Oct 20, 2006
Published in: Book reviews
Death March, Second Edition by Edward Yourdon is an interesting study of high-risk software projects, which would normally be expected to fail - author defines a death march as a project for which an unbiased risk of failure is greater than 50%.
The books starts by exploring death march project concepts, introducing various causes and reasons why people would join them. After looking at such projects from a very personal perspective of an individual member, the author then presents several other viewpoints - from the perspective of corporate politics and from the perspective of other people involved in the death march team.
Primary audience of this book are project managers, and they will benefit from ideas and techniques aimed to identify key players, decide whether corporate politics allow any chance of success for the project, how to negotiate the project so that it does not become a ‘suicide’, how to build a team for an imminent death march and how to prevent team self-destruction.
For the development, rather then advocating any single methodology, the author provides a list of pragmatic tools and techniques and references to some best/worst practices for death march projects collected by other researchers, such as feature triage, prioritisation, ‘good enough’ software and avoiding methodology police. Software development methodologies are discussed mostly in terms of the role they play in helping or sabotaging a death march project - with a very interesting comment on how insisting on methodology can turn a normal project into a death march. The second edition of this book was published in 2004, and includes a comparison between techniques used to get death marches back on track and agile methodologies that emerged between two editions. The book as a whole can be even seen as a great case for agile software development, as XP does a good job of minimising some risks that lead to a death march project, and there are a lot of similarities between proposed death-march best practices and XP principles.

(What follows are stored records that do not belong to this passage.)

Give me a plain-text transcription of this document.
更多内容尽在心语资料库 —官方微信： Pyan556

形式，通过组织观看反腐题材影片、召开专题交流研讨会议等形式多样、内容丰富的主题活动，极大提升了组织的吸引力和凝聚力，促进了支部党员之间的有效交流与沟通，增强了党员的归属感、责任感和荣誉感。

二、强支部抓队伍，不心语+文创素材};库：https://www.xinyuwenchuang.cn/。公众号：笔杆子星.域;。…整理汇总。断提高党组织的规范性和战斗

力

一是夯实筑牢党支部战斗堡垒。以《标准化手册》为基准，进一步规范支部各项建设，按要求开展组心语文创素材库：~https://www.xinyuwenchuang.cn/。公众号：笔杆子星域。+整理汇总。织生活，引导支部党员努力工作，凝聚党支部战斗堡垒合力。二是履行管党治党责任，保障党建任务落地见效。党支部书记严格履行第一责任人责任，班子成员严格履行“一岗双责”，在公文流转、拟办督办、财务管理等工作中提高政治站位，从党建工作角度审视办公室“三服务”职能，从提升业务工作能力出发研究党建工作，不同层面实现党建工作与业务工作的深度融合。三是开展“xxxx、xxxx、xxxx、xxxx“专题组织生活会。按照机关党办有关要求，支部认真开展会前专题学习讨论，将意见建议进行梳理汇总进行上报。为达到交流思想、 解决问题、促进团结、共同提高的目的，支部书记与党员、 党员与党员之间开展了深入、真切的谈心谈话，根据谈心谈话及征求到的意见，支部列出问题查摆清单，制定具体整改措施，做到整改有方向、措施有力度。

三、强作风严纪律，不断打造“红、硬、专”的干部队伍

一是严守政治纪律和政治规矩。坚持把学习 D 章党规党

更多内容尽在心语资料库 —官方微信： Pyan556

Although my personal experiences are different from one of the key ideas of the book, that ‘death march projects are the norm, not the exception’, I recognised several of my projects in the descriptions of ‘mission impossible’ and ‘ugly’. Death March is quite a thought-provoker, and it made me revisit my own dark experiences, thinking about what we did and how we did it, why projects succeeded and failed, where we were wrong and how not to do it again. Case studies in this book discuss problems common in software development (though typically not so extreme, as ‘stakes are higher and emotions stronger than in normal projects’), so the proposed solutions are a good starting point for ideas that can be applied to improve typical projects.

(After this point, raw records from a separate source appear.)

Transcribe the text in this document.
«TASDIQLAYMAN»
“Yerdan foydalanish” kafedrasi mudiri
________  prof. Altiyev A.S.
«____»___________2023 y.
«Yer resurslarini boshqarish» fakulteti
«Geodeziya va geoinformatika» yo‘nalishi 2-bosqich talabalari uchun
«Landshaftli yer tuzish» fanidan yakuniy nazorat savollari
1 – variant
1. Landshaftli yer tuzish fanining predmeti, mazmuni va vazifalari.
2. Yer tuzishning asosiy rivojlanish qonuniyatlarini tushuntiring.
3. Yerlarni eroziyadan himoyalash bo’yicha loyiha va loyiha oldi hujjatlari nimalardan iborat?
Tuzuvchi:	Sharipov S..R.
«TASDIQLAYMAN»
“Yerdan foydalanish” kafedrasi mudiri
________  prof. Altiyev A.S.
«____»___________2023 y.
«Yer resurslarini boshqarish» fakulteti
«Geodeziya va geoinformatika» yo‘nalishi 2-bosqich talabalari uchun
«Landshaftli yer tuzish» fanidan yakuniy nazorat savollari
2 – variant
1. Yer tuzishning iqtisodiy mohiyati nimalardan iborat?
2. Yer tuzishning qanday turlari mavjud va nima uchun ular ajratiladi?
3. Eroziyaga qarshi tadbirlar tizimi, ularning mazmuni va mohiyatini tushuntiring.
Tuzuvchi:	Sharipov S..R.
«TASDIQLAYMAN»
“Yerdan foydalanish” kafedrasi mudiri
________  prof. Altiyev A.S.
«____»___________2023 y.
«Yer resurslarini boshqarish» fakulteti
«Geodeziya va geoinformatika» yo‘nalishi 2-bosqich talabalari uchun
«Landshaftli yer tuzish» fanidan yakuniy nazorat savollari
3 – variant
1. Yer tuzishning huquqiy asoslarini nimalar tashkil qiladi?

The book has 225 pages, filled with interesting ideas, stories and quotes. Thanks to it’s unique form, it provides readers with several viewpoints on best practices and explanations - most chapters are followed by a list of e-mail excerpts that offer greater insights and clarifications. Reference sections of most similar books can safely be skipped, but I suggest reading these carefully, as quite a few contain hidden gems.

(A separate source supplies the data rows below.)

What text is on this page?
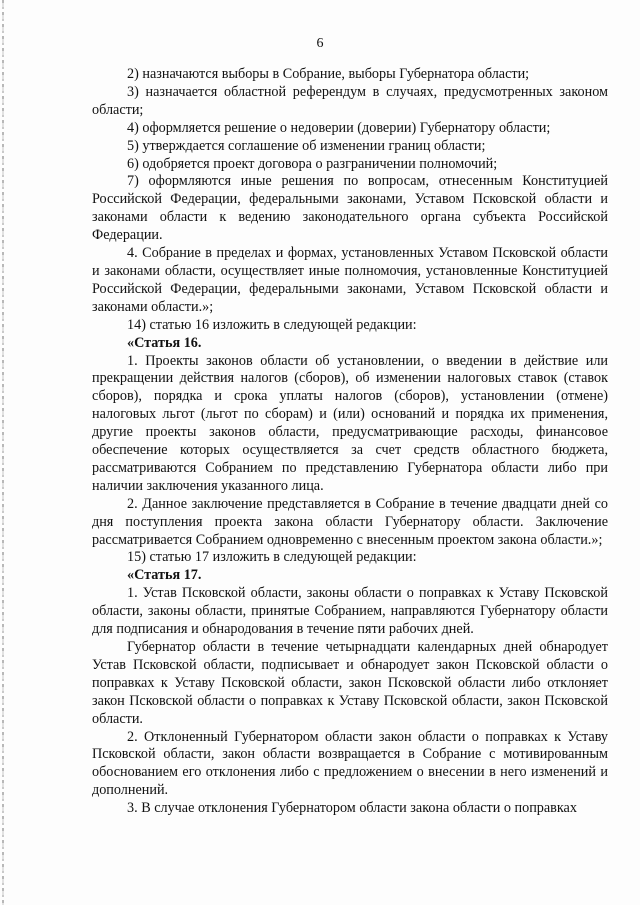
6

2) назначаются выборы в Собрание, выборы Губернатора области;

3) назначается областной референдум в случаях, предусмотренных законом области;

4) оформляется решение о недоверии (доверии) Губернатору области;

5) утверждается соглашение об изменении границ области;

6) одобряется проект договора о разграничении полномочий;

7) оформляются иные решения по вопросам, отнесенным Конституцией Российской Федерации, федеральными законами, Уставом Псковской области и законами области к ведению законодательного органа субъекта Российской Федерации.

4. Собрание в пределах и формах, установленных Уставом Псковской области и законами области, осуществляет иные полномочия, установленные Конституцией Российской Федерации, федеральными законами, Уставом Псковской области и законами области.»;

14) статью 16 изложить в следующей редакции:

«Статья 16.

1. Проекты законов области об установлении, о введении в действие или прекращении действия налогов (сборов), об изменении налоговых ставок (ставок сборов), порядка и срока уплаты налогов (сборов), установлении (отмене) налоговых льгот (льгот по сборам) и (или) оснований и порядка их применения, другие проекты законов области, предусматривающие расходы, финансовое обеспечение которых осуществляется за счет средств областного бюджета, рассматриваются Собранием по представлению Губернатора области либо при наличии заключения указанного лица.

2. Данное заключение представляется в Собрание в течение двадцати дней со дня поступления проекта закона области Губернатору области. Заключение рассматривается Собранием одновременно с внесенным проектом закона области.»;

15) статью 17 изложить в следующей редакции:

«Статья 17.

1. Устав Псковской области, законы области о поправках к Уставу Псковской области, законы области, принятые Собранием, направляются Губернатору области для подписания и обнародования в течение пяти рабочих дней.

Губернатор области в течение четырнадцати календарных дней обнародует Устав Псковской области, подписывает и обнародует закон Псковской области о поправках к Уставу Псковской области, закон Псковской области либо отклоняет закон Псковской области о поправках к Уставу Псковской области, закон Псковской области.

2. Отклоненный Губернатором области закон области о поправках к Уставу Псковской области, закон области возвращается в Собрание с мотивированным обоснованием его отклонения либо с предложением о внесении в него изменений и дополнений.

3. В случае отклонения Губернатором области закона области о поправках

Although it is aimed mostly at project managers, ‘Death March’ should prove to be an interesting read for a broader audience, and I strongly suggest it to all mid-level and senior-level software workers, regardless of what they exactly do in the industry. Key lessons to be learned from Death March are equally important to developers, testers and project managers - especially how to notice that you are being dragged into a death march, how to make a rational decision whether to get involved, what you can do to get out and how to survive it, should you decide to stay or cannot escape.